Iowa’s small estate proceedings provide a few minor procedural differences than a “regular estate” under Iowa Code 633. Principally, the closing process is a different procedure, although most clients won’t realize the difference in procedure.

However, the main difference to clients involves court costs savings. Court costs in a small estate proceeding are significantly less than a regular estate. For example, “regular” estate court costs are approximately .2% of the size of the gross estate. Conversely, small estate court costs will typically be around $35.00. That results in an approximate savings of $365 for a $200,000 estate, or the equivalent of 60 Big Mac meals.

This also helps the situation where an individual has established a revocable trust as their estate plan structure but failed to get an asset properly titled. If the asset that wasn’t properly titled is (now) less than $200,000, the small estate proceeding can be used even if the total estate is substantially more than $200,000. Again, conversely, if you are using the regular probate proceedings and calculating court costs, the court costs would be .2% of ALL assets. So if you have a $1,750,000 estate, just the court costs to deal with a $150,000 probate asset would be approximately $3,500.00. Or 583 Big Mac meals.

Now, with typing this post, I realize I need to have a better blog post explaining revocable trusts in Iowa at Iowa Estate Plan. But, its late now so that will be another rainy day post.

A Will Means We Don’t Have to Do Probate, Right??

A common question that we get is “Since dad had a will, we don’t have to go through probate.” (I’ve written about this on my sister blog, but read this and save an extra mouse click.)

Not true. In order for a person’s will to “proven” it needs to be admitted to probate court. Once the Will is filed with the court, then the judge will review it to make sure it meets the legal requirements for a valid will. Requirements such as signed and in writing and witnessed by two other individuals.

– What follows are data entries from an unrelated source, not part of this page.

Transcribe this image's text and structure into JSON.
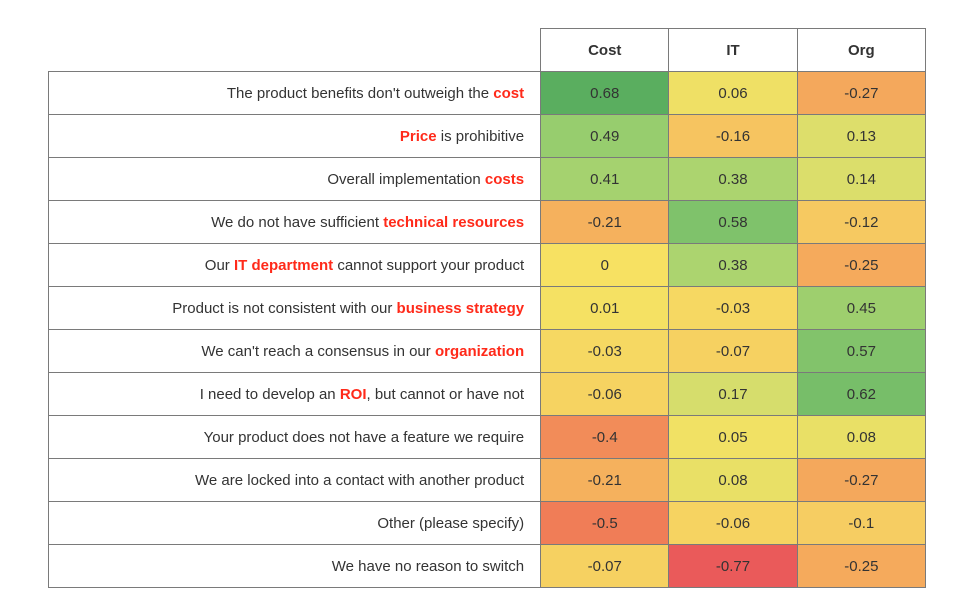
{
  "heatmap": {
    "type": "heatmap-table",
    "columns": [
      "Cost",
      "IT",
      "Org"
    ],
    "background_color": "#ffffff",
    "border_color": "#7a7a7a",
    "text_color": "#333333",
    "highlight_color": "#ff2a1a",
    "header_fontweight": 700,
    "label_fontsize": 15,
    "row_label_align": "right",
    "value_align": "center",
    "column_widths_pct": [
      56,
      14.6,
      14.6,
      14.6
    ],
    "color_scale": {
      "min": -0.77,
      "max": 0.68,
      "stops": [
        {
          "at": -0.77,
          "color": "#ea5a5a"
        },
        {
          "at": -0.5,
          "color": "#f07d57"
        },
        {
          "at": -0.27,
          "color": "#f4a85c"
        },
        {
          "at": -0.1,
          "color": "#f6cd62"
        },
        {
          "at": 0.0,
          "color": "#f7e162"
        },
        {
          "at": 0.1,
          "color": "#e4e069"
        },
        {
          "at": 0.2,
          "color": "#d1de6f"
        },
        {
          "at": 0.4,
          "color": "#a8d36f"
        },
        {
          "at": 0.55,
          "color": "#85c56d"
        },
        {
          "at": 0.68,
          "color": "#5aae5f"
        }
      ]
    },
    "rows": [
      {
        "label_parts": [
          {
            "t": "The product benefits don't outweigh the "
          },
          {
            "t": "cost",
            "hl": true
          }
        ],
        "values": [
          0.68,
          0.06,
          -0.27
        ],
        "cell_colors": [
          "#5aae5f",
          "#efe065",
          "#f4a85c"
        ]
      },
      {
        "label_parts": [
          {
            "t": "Price",
            "hl": true
          },
          {
            "t": " is prohibitive"
          }
        ],
        "values": [
          0.49,
          -0.16,
          0.13
        ],
        "cell_colors": [
          "#97cd6e",
          "#f6c460",
          "#ddde6b"
        ]
      },
      {
        "label_parts": [
          {
            "t": "Overall implementation "
          },
          {
            "t": "costs",
            "hl": true
          }
        ],
        "values": [
          0.41,
          0.38,
          0.14
        ],
        "cell_colors": [
          "#a5d26f",
          "#acd46f",
          "#dbde6b"
        ]
      },
      {
        "label_parts": [
          {
            "t": "We do not have sufficient "
          },
          {
            "t": "technical resources",
            "hl": true
          }
        ],
        "values": [
          -0.21,
          0.58,
          -0.12
        ],
        "cell_colors": [
          "#f5b15d",
          "#7fc26b",
          "#f6c961"
        ]
      },
      {
        "label_parts": [
          {
            "t": "Our "
          },
          {
            "t": "IT department",
            "hl": true
          },
          {
            "t": " cannot support your product"
          }
        ],
        "values": [
          0,
          0.38,
          -0.25
        ],
        "cell_colors": [
          "#f7e162",
          "#acd46f",
          "#f5aa5c"
        ]
      },
      {
        "label_parts": [
          {
            "t": "Product is not consistent with our "
          },
          {
            "t": "business strategy",
            "hl": true
          }
        ],
        "values": [
          0.01,
          -0.03,
          0.45
        ],
        "cell_colors": [
          "#f5e163",
          "#f6d862",
          "#9ecf6e"
        ]
      },
      {
        "label_parts": [
          {
            "t": "We can't reach a consensus in our "
          },
          {
            "t": "organization",
            "hl": true
          }
        ],
        "values": [
          -0.03,
          -0.07,
          0.57
        ],
        "cell_colors": [
          "#f6d862",
          "#f6d161",
          "#82c36b"
        ]
      },
      {
        "label_parts": [
          {
            "t": "I need to develop an "
          },
          {
            "t": "ROI",
            "hl": true
          },
          {
            "t": ", but cannot or have not"
          }
        ],
        "values": [
          -0.06,
          0.17,
          0.62
        ],
        "cell_colors": [
          "#f6d361",
          "#d6dd6c",
          "#77be69"
        ]
      },
      {
        "label_parts": [
          {
            "t": "Your product does not have a feature we require"
          }
        ],
        "values": [
          -0.4,
          0.05,
          0.08
        ],
        "cell_colors": [
          "#f28c59",
          "#f1e164",
          "#e9e066"
        ]
      },
      {
        "label_parts": [
          {
            "t": "We are locked into a contact with another product"
          }
        ],
        "values": [
          -0.21,
          0.08,
          -0.27
        ],
        "cell_colors": [
          "#f5b15d",
          "#e9e066",
          "#f4a85c"
        ]
      },
      {
        "label_parts": [
          {
            "t": "Other (please specify)"
          }
        ],
        "values": [
          -0.5,
          -0.06,
          -0.1
        ],
        "cell_colors": [
          "#f07d57",
          "#f6d361",
          "#f6cd62"
        ]
      },
      {
        "label_parts": [
          {
            "t": "We have no reason to switch"
          }
        ],
        "values": [
          -0.07,
          -0.77,
          -0.25
        ],
        "cell_colors": [
          "#f6d161",
          "#ea5a5a",
          "#f5aa5c"
        ]
      }
    ]
  }
}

Once a will is admitted to probate as a valid document, there is also the question if it was the last will of the decedent. For example, you might have a document that satisfies all of the legal requirements of a will, but what if dad signed another will several years later and forgot to tell you? Or what if you grabbed dad’s hand and forced him to sign the will that left everything to you and disinherited your siblings? Those are some examples where the probate process sorts through questions and eventually establishes that a particular will is in fact the last will and testament of the decedent.